Minority and civil rights groups were prominent among the recipients of the unions’ contributions. The AFT’s gifts included the National Democracy Institute in Washington, which received $51,000, and the Congressional Hispanic Caucus Institute, also in Washington, which got $36,675. The NEA gave $35,000 to the Hispanic Caucus.
The NEA also shelled out $30,000 to the Learning First Alliance, which works to raise student achievement, while the AFT sent $30,000 to the Tsunami Relief Project.
Mr. Boehm of the National Legal and Policy Center said that teachers who join a union expect representation on issues like collective bargaining but often don’t agree with the union’s “political agenda.”

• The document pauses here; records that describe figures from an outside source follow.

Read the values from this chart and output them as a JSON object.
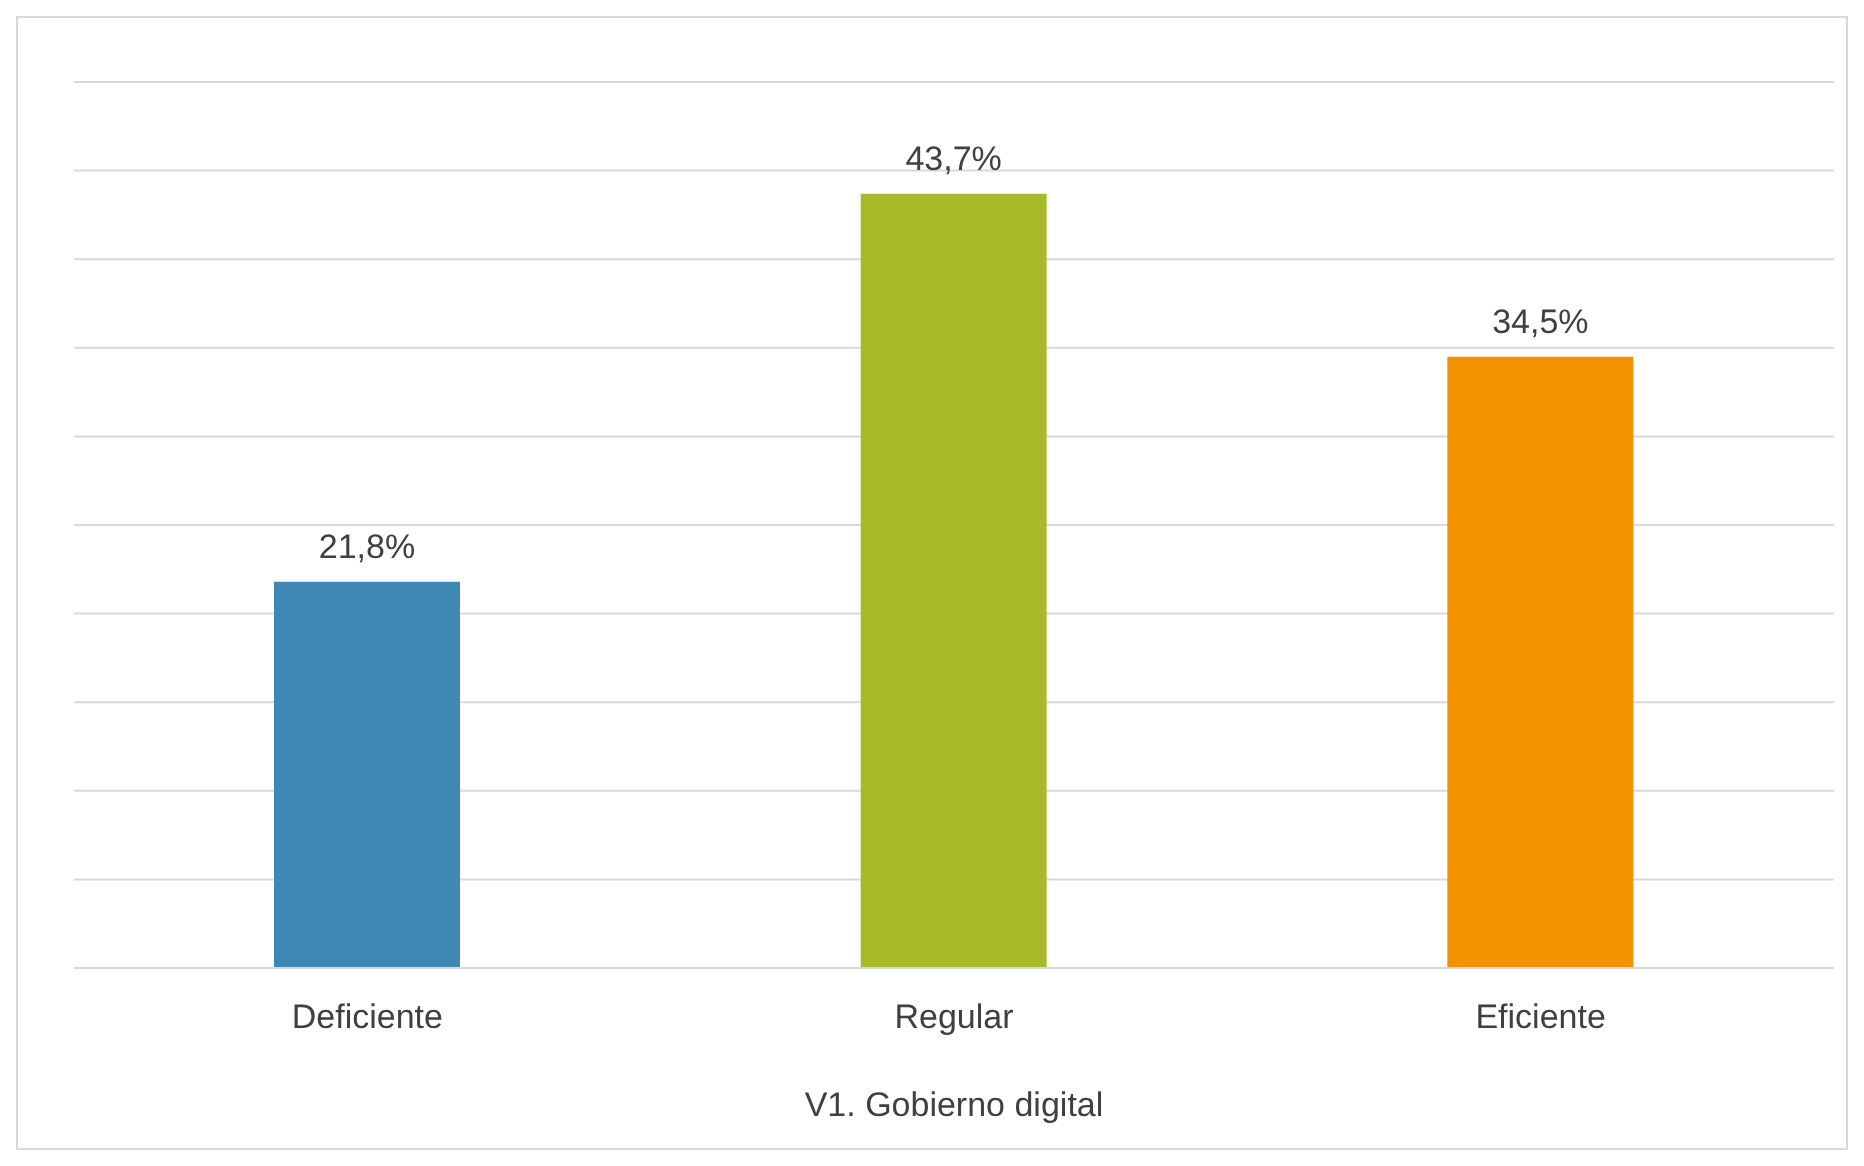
{
  "chart_data": {
    "type": "bar",
    "xlabel": "V1. Gobierno digital",
    "categories": [
      "Deficiente",
      "Regular",
      "Eficiente"
    ],
    "values": [
      21.8,
      43.7,
      34.5
    ],
    "colors": [
      "#3f88b4",
      "#a8b92a",
      "#f39200"
    ],
    "value_labels": [
      "21,8%",
      "43,7%",
      "34,5%"
    ],
    "ylim": [
      0,
      50
    ],
    "grid": "y",
    "legend": false,
    "tick_labels": "x"
  }
}
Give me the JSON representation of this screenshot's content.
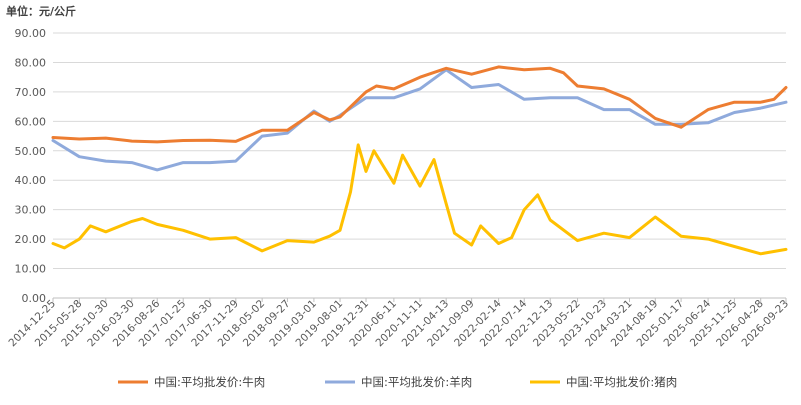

“When the union takes money from teachers and spends it on promoting certain organizations and candidates who have beliefs that differ from those of members, there is a problem,” he said. The new disclosures, he said, could spur a change in that aspect. “Because individual teachers will see how the money is being spent, it will act as a check or balance and keep the unions from getting abusive,” Mr. Boehm said.
Alexander Wohl, an AFT spokesman, said that any contributions of a “significant size” are approved by the organization’s governing council, which is made up of elected members. “We support organizations that we believe are doing an important job of advancing causes that are important to our members, like civil rights,” he said.
The NEA did not respond to several requests for comment.
Payments from the NEA in the category of “political activities and lobbying” included $3 million to a Denver media-strategies firm, more than $900,000 to two direct-mail consultants, and $302,000 to a polling firm with ties to the Democratic Party.
Mike Antonucci, a teachers’ union critic who publishes an online newsletter about the unions and who has analyzed the reports, said he was surprised by the size of the unions’ “outlays on political consultants, polling firms, media-strategy experts, and marketing specialists.”
Taken together with the donations the unions made, he wrote in an e-mail, the expenditures show the extent to which the unions are “an integral part of the liberal political movement.”